An open-source, MLX-native speech library for Apple Silicon. Text-to-speech, voice cloning, dialogue, sound effects, and recognition, all running on the Apple GPU. Weights download on first use. Load any model by a short alias.
The laptop is the whole runtime.
Everything runs on the Apple GPU through MLX. No Python-side Torch, no server, nothing leaves the machine. Every model returns a real waveform, from text to audio.
Pure MLX runtime
No torch-backed inference under an MLX label. Weights ship as .safetensors with explicit remapping. The Apple GPU does the work.
Local & private
Converted weights download once, then run fully offline. Aliases and local checkpoint paths are interchangeable.
One clean interface
tts.load() / asr.load() in Python, or the mlx-speech CLI. Per-family scripts expose the full surface.

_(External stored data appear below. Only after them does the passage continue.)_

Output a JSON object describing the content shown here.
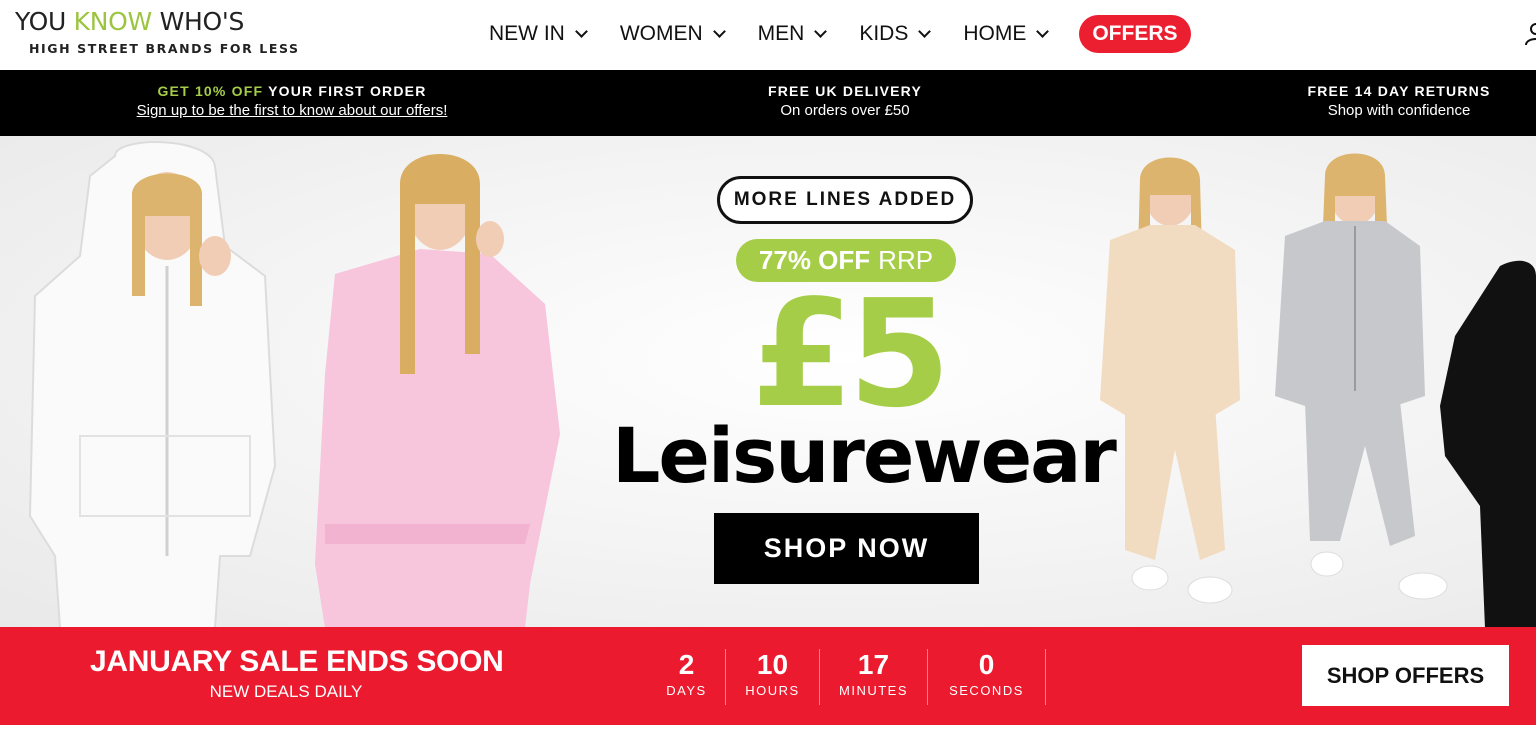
{
  "logo": {
    "word1": "YOU ",
    "word2": "KNOW",
    "word3": " WHO'S",
    "tagline": "HIGH STREET BRANDS FOR LESS"
  },
  "nav": {
    "items": [
      {
        "label": "NEW IN",
        "icon": "chevron-down-icon"
      },
      {
        "label": "WOMEN",
        "icon": "chevron-down-icon"
      },
      {
        "label": "MEN",
        "icon": "chevron-down-icon"
      },
      {
        "label": "KIDS",
        "icon": "chevron-down-icon"
      },
      {
        "label": "HOME",
        "icon": "chevron-down-icon"
      }
    ],
    "offers_label": "OFFERS",
    "account_icon": "user-icon"
  },
  "usp": {
    "item1_title_green": "GET 10% OFF",
    "item1_title_rest": " YOUR FIRST ORDER",
    "item1_sub": "Sign up to be the first to know about our offers!",
    "item2_title": "FREE UK DELIVERY",
    "item2_sub": "On orders over £50",
    "item3_title": "FREE 14 DAY RETURNS",
    "item3_sub": "Shop with confidence"
  },
  "hero": {
    "badge": "MORE LINES ADDED",
    "discount_bold": "77% OFF",
    "discount_thin": "RRP",
    "price": "£5",
    "headline": "Leisurewear",
    "cta": "SHOP NOW"
  },
  "sale": {
    "title": "JANUARY SALE ENDS SOON",
    "subtitle": "NEW DEALS DAILY",
    "countdown": [
      {
        "value": "2",
        "label": "DAYS"
      },
      {
        "value": "10",
        "label": "HOURS"
      },
      {
        "value": "17",
        "label": "MINUTES"
      },
      {
        "value": "0",
        "label": "SECONDS"
      }
    ],
    "cta": "SHOP OFFERS"
  },
  "colors": {
    "brand_green": "#a5cd47",
    "offer_red": "#ec1f30",
    "sale_red": "#ec1a2e",
    "black": "#000000"
  }
}
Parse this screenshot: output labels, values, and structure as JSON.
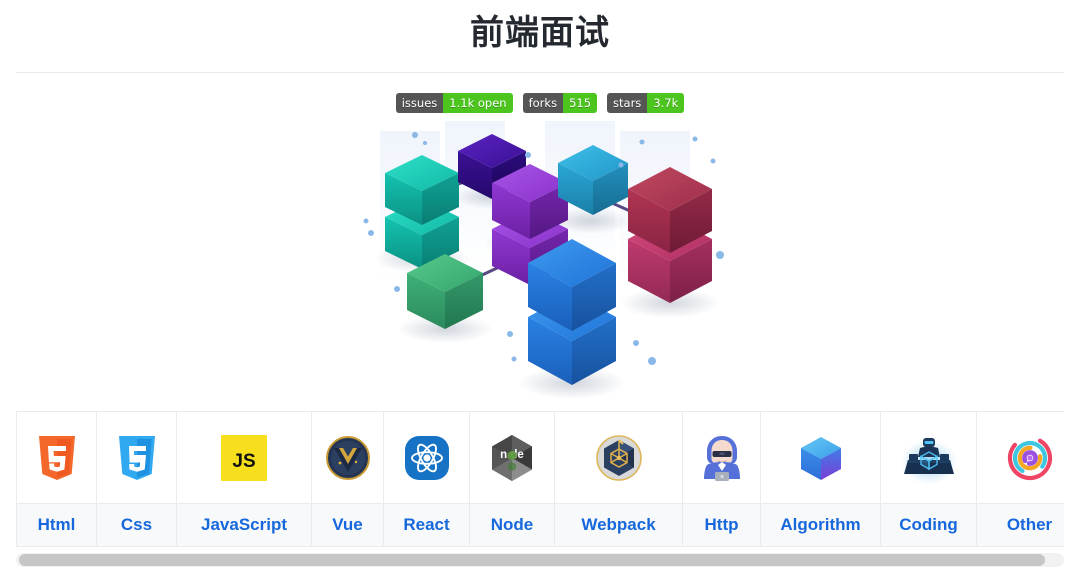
{
  "header": {
    "title": "前端面试",
    "title_color": "#24292f"
  },
  "badges": [
    {
      "label": "issues",
      "value": "1.1k open",
      "label_color": "#555555",
      "value_color": "#4cc61e",
      "name": "issues-badge"
    },
    {
      "label": "forks",
      "value": "515",
      "label_color": "#555555",
      "value_color": "#4cc61e",
      "name": "forks-badge"
    },
    {
      "label": "stars",
      "value": "3.7k",
      "label_color": "#555555",
      "value_color": "#4cc61e",
      "name": "stars-badge"
    }
  ],
  "hero": {
    "alt": "isometric-cubes-illustration",
    "cube_colors": [
      "#14b8a6",
      "#3b0f9e",
      "#8b30c9",
      "#29a3d4",
      "#b32b4f",
      "#2f9e6b",
      "#1d7ae0"
    ]
  },
  "nav": {
    "columns": [
      {
        "label": "Html",
        "icon": "html5-icon"
      },
      {
        "label": "Css",
        "icon": "css3-icon"
      },
      {
        "label": "JavaScript",
        "icon": "javascript-icon"
      },
      {
        "label": "Vue",
        "icon": "vue-icon"
      },
      {
        "label": "React",
        "icon": "react-icon"
      },
      {
        "label": "Node",
        "icon": "nodejs-icon"
      },
      {
        "label": "Webpack",
        "icon": "webpack-icon"
      },
      {
        "label": "Http",
        "icon": "hacker-hoodie-icon"
      },
      {
        "label": "Algorithm",
        "icon": "blue-cube-icon"
      },
      {
        "label": "Coding",
        "icon": "coder-desk-icon"
      },
      {
        "label": "Other",
        "icon": "rainbow-rings-icon"
      }
    ],
    "link_color": "#1668dc",
    "label_row_bg": "#f8f9fa"
  },
  "scrollbar": {
    "orientation": "horizontal",
    "thumb_color": "#c6c6c6",
    "track_color": "#f1f1f1"
  }
}
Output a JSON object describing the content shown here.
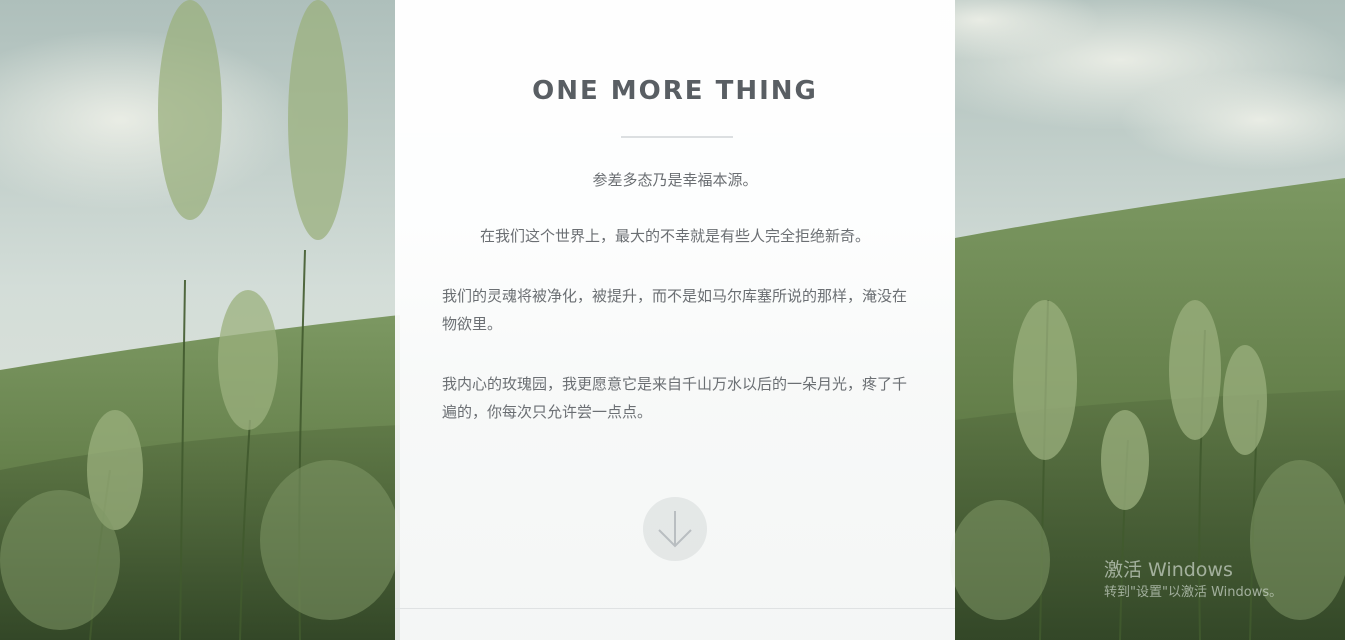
{
  "panel": {
    "title": "ONE MORE THING",
    "paragraphs": [
      "参差多态乃是幸福本源。",
      "在我们这个世界上，最大的不幸就是有些人完全拒绝新奇。",
      "我们的灵魂将被净化，被提升，而不是如马尔库塞所说的那样，淹没在物欲里。",
      "我内心的玫瑰园，我更愿意它是来自千山万水以后的一朵月光，疼了千遍的，你每次只允许尝一点点。"
    ],
    "scroll_icon": "arrow-down-icon"
  },
  "watermark": {
    "title": "激活 Windows",
    "subtitle": "转到\"设置\"以激活 Windows。"
  },
  "colors": {
    "sky": "#c9d6d2",
    "hill": "#6c8a52",
    "grass": "#4f6a3c",
    "title": "#595e63",
    "text": "#6b6f73"
  }
}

Eleven models. One loader.
Synthesis, cloning, dialogue, editing, sound effects, and recognition. Each module links to its behavior guide and its converted weights on Hugging Face.
All weights live under appautomaton on Hugging Face. Load by alias or full repo id. tts.load("fish-s2-pro") and tts.load("appautomaton/fishaudio-s2-pro-8bit-mlx") are equivalent.
Install. Load. Generate.
Requires an Apple Silicon Mac (M1 or later) and Python 3.13+. Weights download on first use.